Sean and Tom and others sometimes play 'the shortest walk possible' and/or hybrid tees.
But in every one of Sean's excellent course profiles (which I read religiously), he goes through the course hole by hole with descriptions like "a cracker of a two shotter" and "a stout Par 5" and "from the daily markers, a chance at birdie if you avoid the gorse" etc etc. I've never once read him describe and evaluate a course in terms of the shortest walk possible; it's always from one set of tees.
And is there such a course description/evaluation in any of Tom's books?
Of course, I know both are telling the truth, and both value the "freedom" of playing from whatever tees/combination of tees they like.
But do either of them really think of a golf course and a golf course design in that way? All the 10s and 9s in the world: are they 10s and 9s because they play magnificently from a hybrid set of tees?
(Sure, they probably *could* play that way, but *were* they played that way when Tom first gave them a 10 or a 9?)
Do any of you who are raters judge a course from a hybrid set of tees?

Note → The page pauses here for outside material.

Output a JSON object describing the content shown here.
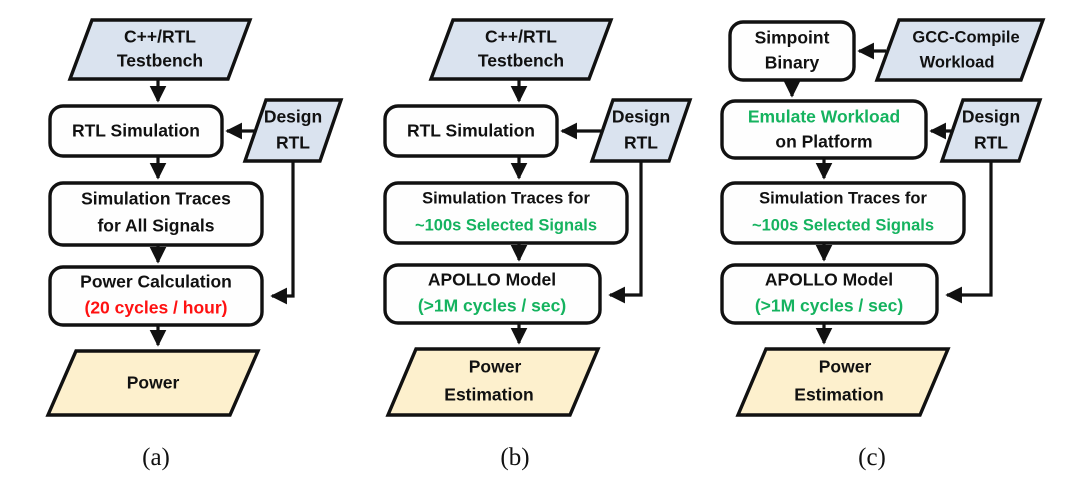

And if you don't, then is this a subtle but powerful form of bifurcation, i.e. we judge the architecture-as-architecture one way, and the game it allows us to play another?
We value courses that are playable by all -- but if you can jump around to whatever tee most interests you then isn't *every* course playable by all?
Peter
PS - Yesterday I broke 80 for the first time in my life. It was from the *blue* tees, 6500 yards. Call me a nut-job, but it was for me a very satisfying accomplishment. And it was more satisfying that I broke 80 for the first time in my life using persimmon woods and playing the course the way it was set up - not deciding to move up to the whites on the long hard holes.
PSS - maybe it's a matter of being sophisticated, in golfing terms. I look through the names of the posters who sometimes take the shortest walk possible/play hybrid tees, and there's not a "beginner" in the lot. Everyone of them, from what I can tell from their years of posts here, has played golf for a long, long time and on many many courses, and thus has likely burned off the last remaining remnants of a card and pencil mentality. Maybe it's just relatively inexperienced rubes like me - who took up the game in their mid 30s - who take "the card" and the "markers" so seriously. We're still trying - at least on the golf course - to "keep score".